HassOS Hanging on Boot: Stuck at "Wait Until Kernel Time Synchronized"

This happened again today.
Unifi network was reporting it as the right IP, but it wouldn’t resolve.

Running a ping to the HA address then activating the port with the NMCLI command and it popped right back up again.

Checking my email and I see that the Unifi Switch that my HA connects to updated this morning.
Even after a reboot of HA it didn’t come back until I ran the NMCLI commands

My questions:

  1. Did you successfully boot into bash ?
  2. Without a bash, how can you input command NMCLI ???

It looks to me it’s NEVER ending Wait Until Kernel Time Synchronized. Stuck there forever…
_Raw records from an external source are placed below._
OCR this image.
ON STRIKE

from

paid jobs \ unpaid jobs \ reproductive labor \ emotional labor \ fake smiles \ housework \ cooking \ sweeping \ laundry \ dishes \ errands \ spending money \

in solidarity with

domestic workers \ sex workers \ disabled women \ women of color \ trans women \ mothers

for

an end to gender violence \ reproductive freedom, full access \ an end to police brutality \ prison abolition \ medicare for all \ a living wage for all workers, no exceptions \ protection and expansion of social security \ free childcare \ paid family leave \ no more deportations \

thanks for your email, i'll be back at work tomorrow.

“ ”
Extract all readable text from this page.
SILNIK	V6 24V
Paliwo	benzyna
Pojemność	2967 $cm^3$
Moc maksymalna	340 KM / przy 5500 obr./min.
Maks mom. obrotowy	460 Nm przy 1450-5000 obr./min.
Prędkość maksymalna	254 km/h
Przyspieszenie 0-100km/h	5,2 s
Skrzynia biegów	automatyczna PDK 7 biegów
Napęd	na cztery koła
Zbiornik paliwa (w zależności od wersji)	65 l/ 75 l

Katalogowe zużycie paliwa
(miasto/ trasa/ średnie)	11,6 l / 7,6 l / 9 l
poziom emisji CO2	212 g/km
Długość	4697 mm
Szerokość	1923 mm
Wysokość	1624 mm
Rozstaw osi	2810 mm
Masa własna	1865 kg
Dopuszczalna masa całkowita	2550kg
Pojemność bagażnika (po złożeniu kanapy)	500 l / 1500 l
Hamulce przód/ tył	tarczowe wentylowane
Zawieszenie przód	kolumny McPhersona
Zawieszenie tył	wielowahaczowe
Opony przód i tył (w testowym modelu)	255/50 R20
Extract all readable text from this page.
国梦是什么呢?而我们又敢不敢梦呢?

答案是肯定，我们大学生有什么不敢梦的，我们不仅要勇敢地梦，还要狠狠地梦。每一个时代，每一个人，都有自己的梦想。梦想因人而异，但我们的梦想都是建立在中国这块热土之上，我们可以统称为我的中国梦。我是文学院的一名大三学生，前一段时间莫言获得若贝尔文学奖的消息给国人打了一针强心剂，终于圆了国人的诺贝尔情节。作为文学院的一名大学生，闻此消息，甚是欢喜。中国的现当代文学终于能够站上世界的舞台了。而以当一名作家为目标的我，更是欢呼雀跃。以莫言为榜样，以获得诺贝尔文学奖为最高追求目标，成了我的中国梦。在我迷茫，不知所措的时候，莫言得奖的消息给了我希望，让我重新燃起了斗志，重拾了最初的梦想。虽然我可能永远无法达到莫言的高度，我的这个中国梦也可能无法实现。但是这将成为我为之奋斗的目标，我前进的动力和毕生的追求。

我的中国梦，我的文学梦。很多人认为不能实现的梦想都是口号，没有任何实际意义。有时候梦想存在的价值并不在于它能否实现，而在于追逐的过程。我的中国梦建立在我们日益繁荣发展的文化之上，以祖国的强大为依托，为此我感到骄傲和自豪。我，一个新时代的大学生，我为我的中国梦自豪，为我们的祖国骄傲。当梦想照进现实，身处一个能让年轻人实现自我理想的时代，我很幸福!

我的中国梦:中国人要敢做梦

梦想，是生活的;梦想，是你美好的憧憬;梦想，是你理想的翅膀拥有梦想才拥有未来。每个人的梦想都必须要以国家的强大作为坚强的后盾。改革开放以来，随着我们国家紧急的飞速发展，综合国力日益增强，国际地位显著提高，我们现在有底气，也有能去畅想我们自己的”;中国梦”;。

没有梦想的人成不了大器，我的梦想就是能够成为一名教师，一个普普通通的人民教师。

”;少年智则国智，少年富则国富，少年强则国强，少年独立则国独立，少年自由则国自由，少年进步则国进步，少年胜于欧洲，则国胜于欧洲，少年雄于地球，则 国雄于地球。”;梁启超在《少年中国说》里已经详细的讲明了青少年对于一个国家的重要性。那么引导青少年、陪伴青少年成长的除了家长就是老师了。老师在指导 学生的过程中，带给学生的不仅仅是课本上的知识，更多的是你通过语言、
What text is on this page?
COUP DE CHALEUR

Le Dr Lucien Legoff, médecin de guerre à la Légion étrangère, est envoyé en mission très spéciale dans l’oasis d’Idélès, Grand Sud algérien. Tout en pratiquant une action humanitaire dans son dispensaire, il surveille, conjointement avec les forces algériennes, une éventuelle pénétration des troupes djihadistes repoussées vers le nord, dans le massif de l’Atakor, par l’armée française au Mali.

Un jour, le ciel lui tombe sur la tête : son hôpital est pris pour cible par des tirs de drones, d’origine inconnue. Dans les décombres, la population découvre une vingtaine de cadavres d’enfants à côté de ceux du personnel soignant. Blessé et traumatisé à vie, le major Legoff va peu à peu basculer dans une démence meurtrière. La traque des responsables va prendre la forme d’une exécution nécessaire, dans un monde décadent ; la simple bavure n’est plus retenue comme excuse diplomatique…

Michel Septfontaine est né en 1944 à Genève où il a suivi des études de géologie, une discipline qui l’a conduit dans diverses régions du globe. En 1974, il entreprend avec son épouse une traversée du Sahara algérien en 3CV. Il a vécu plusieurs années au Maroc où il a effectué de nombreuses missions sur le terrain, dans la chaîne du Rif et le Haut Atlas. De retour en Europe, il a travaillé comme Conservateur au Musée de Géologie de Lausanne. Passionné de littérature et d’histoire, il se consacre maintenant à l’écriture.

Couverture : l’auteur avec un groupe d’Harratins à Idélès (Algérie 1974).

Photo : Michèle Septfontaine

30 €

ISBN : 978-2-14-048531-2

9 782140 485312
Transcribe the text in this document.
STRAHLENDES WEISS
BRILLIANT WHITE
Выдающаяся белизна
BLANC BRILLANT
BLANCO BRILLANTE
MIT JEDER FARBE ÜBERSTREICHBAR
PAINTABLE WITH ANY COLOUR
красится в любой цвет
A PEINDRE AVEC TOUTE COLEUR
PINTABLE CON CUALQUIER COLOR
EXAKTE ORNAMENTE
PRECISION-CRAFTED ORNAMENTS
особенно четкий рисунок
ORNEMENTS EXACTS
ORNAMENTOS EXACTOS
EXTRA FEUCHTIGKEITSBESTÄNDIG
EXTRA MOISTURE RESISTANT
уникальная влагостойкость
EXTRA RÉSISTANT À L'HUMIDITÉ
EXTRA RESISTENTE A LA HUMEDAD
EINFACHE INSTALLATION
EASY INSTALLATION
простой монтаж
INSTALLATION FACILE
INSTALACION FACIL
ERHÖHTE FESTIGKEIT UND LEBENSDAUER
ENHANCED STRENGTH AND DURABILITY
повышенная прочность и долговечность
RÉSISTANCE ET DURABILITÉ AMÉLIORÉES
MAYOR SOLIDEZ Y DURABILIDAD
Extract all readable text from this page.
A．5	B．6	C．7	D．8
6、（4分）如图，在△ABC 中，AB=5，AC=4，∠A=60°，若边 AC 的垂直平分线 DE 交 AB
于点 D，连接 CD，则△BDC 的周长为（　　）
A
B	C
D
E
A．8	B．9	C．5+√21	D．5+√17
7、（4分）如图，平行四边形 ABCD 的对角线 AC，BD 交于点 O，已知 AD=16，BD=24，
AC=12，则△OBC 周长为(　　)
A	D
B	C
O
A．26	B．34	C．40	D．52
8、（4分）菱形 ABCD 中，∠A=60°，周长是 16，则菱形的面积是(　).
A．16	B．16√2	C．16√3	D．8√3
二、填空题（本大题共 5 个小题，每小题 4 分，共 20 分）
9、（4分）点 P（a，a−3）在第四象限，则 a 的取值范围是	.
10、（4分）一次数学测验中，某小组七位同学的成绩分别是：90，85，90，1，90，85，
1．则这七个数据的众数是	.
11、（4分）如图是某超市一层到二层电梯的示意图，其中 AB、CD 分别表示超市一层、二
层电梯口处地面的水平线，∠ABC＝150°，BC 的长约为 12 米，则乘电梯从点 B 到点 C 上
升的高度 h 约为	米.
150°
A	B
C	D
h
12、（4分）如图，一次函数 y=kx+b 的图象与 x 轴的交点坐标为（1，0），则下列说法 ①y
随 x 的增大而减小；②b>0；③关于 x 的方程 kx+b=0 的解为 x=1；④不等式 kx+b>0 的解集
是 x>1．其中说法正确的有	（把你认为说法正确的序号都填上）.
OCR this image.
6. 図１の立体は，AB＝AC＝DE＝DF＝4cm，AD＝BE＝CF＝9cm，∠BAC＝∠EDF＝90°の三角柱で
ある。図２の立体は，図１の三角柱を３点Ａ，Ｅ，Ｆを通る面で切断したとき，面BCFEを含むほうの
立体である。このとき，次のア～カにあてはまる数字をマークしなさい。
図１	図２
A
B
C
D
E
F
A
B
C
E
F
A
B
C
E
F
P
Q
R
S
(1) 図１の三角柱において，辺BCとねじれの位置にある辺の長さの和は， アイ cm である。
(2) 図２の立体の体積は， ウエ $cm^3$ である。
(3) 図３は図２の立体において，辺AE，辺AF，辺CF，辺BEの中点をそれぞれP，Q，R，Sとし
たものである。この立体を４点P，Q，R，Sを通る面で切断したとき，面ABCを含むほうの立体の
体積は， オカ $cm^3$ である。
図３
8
I’m booting home-assistant independently without ssh or virtual machine, it’s just a fresh rebooting, with HDMI connected…

Any solution so far? BTW, I flashed haos_rpi3-64-10.3.img.xz for my testing.

Hi, same problem for me. RPI5 with HassOS 12 installed on NVME drive. First start failed as yours.
Added a bunch of NTP servers to /etc/systemd/timesyncd.conf with vi (time.goole.com and time1.google.com). Restarted and everything worked fine.
I had the exactly same issue with an RPI3 with HassOS installed on an SD card at the first start.
I think that in my case my ISP or my router have no access to default HassOS NTP server cloudfare.

Hope that this can help someone.

Made my day. Thank you!

1 Like

Works like a charm, i was disable lan in bios, and get same error, thanks!

This fixed the problem for me. Here The vi version worked for me

Incase the link goes dead in the future.

ha > login
 
mkdir -p /mnt/boot/CONFIG # echo -e "[Time]\nNTP=10.20.30.40\nFallbackNTP=10.20.30.41" > /mnt/boot/CONFIG/timesyncd.conf

Replace 10.20.30.40 and 10.20.30.41 with your desired NTP servers.

Alternatively you can:


vi /mnt/boot/CONFIG/timesyncd.conf


i

[Time] NTP=10.20.30.40 FallbackNTP=10.20.30.41

escape

:w

:q

I = start editing (insert)
escape = stops editing(insert)
:w = save
:q = quit

Once /mnt/boot/CONFIG/timesyncd.conf has been created you can reboot the Host


reboot

The /mnt/boot/CONFIG folder is removed after reboot. This is normal, and your changes should persist future reboots.